Bonjour,
Dès la prise d'Alger les hommes armés au service du Bey ou supposés tels, se sont dispersés à tous vents. Ces " bandes " car ici les termes généralement utilisés pour désigner des soldats ne conviennent pas tant l' organisation et la discipline leur faisaient défaut, étaient composées de Janissaires membres de la troupe régulière turque et de gardes recrutés parmi les indigènes dont, parait-il, de nombreux Kabyles de la tribu des " zouaoua " (j'ai lu d'autre part que " zouaoua " désignait l'ensemble des Kabyles et non pas une seule tribu, le débat est ouvert…) et des cavaliers venant un peu de partout et recrutés au coup par coup comme des hommes de main pour accomplir une tâche ponctuelle (faire payer tribut aux chefs de clans, escorter un convoi de valeur, forcer à l'obéissance une faction réfractaire, razzier une tribu, des femmes ou du bétail et autres…).
Après le départ du Bey certains d'entre eux ont quitté la région, d'autres sont restés avec les vainqueurs au titre " d'auxiliaires " ou " d'irréguliers ", c'est-à-dire n'ayant pas de statut officiel dans l'Armée mais un contrat très court, plus ou moins formel et lié à une opération déterminée.
Le caractère de la " guérilla " locale nécessitait une rusticité, une mobilité et une rapidité d'action et de réaction que l'on trouvait déjà dans les régiments européens des subdivisions d'armes dites " légères " (chevau-légers, hussards, chasseurs à cheval et à pieds, tirailleurs et infanterie légère utilisés pour des tâches de reconnaissance et de harcèlement dans les guerres européennes).
Peu après, Paris ayant rappelé une partie des troupes stationnées en Afrique, le commandement eu l'idée de constituer des unités régulières mixtes à pied et à cheval, les " Bataillons Turcs ", organisés selon les principes de l'infanterie et de la cavalerie " légères ".
Destinés à être composés d' engagés d'origine locale, il y eu tout d'abord les Zouaves qui ne tardèrent pas à accueillir des Français pour finir par devenir des régiments exclusivement Européens. Puis on sépara les fantassins des cavaliers .
Le 10 Décembre 1830 on créa les " les Chasseurs Algériens " composés de cavaliers Français et Indigènes, on les nommait également " Zouaves à cheval " ou " Numides ", c'est dire que tout l'imaginaire épique de nos généraux pouvait alors donner libre cours à la fascination de l'Européen pour cet Orient au cœur duquel il évoluait maintenant, du moins en avait-il l'impression.

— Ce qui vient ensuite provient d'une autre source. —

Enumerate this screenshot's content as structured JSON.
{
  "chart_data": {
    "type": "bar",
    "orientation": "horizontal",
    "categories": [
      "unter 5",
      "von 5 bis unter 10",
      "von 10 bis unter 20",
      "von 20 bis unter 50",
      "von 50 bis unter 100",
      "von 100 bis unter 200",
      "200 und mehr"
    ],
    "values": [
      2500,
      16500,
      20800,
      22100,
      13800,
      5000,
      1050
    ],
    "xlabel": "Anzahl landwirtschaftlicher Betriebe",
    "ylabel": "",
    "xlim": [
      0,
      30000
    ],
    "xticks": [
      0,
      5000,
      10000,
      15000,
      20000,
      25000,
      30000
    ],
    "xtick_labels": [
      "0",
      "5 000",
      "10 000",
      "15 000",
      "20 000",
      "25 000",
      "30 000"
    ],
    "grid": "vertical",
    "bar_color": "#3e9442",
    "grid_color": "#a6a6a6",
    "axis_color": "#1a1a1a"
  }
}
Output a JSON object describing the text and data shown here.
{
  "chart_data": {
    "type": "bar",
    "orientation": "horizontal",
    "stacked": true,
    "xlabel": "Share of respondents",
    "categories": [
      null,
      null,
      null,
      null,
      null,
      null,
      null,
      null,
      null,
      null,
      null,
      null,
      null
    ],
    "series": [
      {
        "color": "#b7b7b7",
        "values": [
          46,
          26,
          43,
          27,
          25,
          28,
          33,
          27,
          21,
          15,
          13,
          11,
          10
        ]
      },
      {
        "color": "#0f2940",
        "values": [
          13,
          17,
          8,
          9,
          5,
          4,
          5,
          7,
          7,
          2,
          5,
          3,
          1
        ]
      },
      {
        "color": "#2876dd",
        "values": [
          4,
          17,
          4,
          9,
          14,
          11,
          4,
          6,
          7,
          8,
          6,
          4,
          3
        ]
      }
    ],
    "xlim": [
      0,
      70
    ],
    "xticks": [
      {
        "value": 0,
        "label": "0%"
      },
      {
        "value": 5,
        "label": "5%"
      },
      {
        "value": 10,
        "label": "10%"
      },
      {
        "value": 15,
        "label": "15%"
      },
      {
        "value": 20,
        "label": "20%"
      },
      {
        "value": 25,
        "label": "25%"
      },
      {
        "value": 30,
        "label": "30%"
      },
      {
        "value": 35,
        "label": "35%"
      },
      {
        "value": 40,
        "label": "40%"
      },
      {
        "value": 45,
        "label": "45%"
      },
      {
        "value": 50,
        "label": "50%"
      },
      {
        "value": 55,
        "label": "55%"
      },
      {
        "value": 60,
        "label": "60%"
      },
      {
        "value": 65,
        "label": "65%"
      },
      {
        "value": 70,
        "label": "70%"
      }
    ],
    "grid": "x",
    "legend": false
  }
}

Ils furent évidemment vêtus " à l'orientale " de ce qui était en fait un costume turc d'apparat: veste à manches de couleur garance, gilet bleu fermé par devant et sans boutons, pantalon bleu à la turque, ceinture large amarante, fez rouge autour duquel était enroulé un turban amarante, grandes bottes; pour manteau un burnous blanc, pour arme un long sabre recourbé, des pistolets passés à la ceinture, un fusil porté en bandoulière. Cet uniforme, comme les autres uniformes des troupes " indigènes " ou supposées telles de l'Armée d'Afrique n'est que l'expression débridée de la faveur enthousiaste des européens de cette époque romantique pour les choses de " l'Orient ". Leur particularité était d'être montés sur des chevaux barbes entiers, de race locale, plus petits que les chevaux d'Europe. Le jeune Youssouf qui deviendra célèbre par la suite en fut un des premiers capitaines.

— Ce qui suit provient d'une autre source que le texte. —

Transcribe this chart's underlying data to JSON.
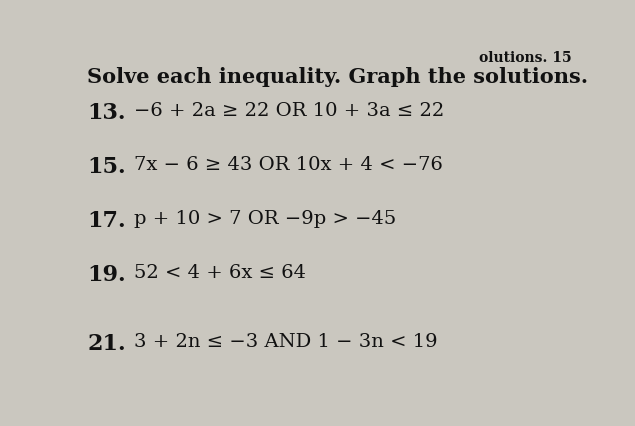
{
  "background_color": "#cac7bf",
  "header_partial": "olutions. 15",
  "title_text": "Solve each inequality. Graph the solutions.",
  "title_fontsize": 15,
  "title_bold": true,
  "problems": [
    {
      "number": "13.",
      "text": "−6 + 2a ≥ 22 OR 10 + 3a ≤ 22"
    },
    {
      "number": "15.",
      "text": "7x − 6 ≥ 43 OR 10x + 4 < −76"
    },
    {
      "number": "17.",
      "text": "p + 10 > 7 OR −9p > −45"
    },
    {
      "number": "19.",
      "text": "52 < 4 + 6x ≤ 64"
    },
    {
      "number": "21.",
      "text": "3 + 2n ≤ −3 AND 1 − 3n < 19"
    }
  ],
  "number_fontsize": 16,
  "text_fontsize": 14,
  "text_color": "#111111",
  "number_color": "#111111",
  "header_fontsize": 10
}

Constatant l'efficacité de cette cavalerie légère adaptée aux rudes conditions de l'aridité et du relief de la terre africaine , c'est par ordonnance royale du 17 Novembre 1831, que Louis-Philippe 1er créa les deux premiers régiments de Chasseurs d'Afrique où furent versés les Chasseurs Algériens et d'autres cavaliers prélevés sur des régiments de France.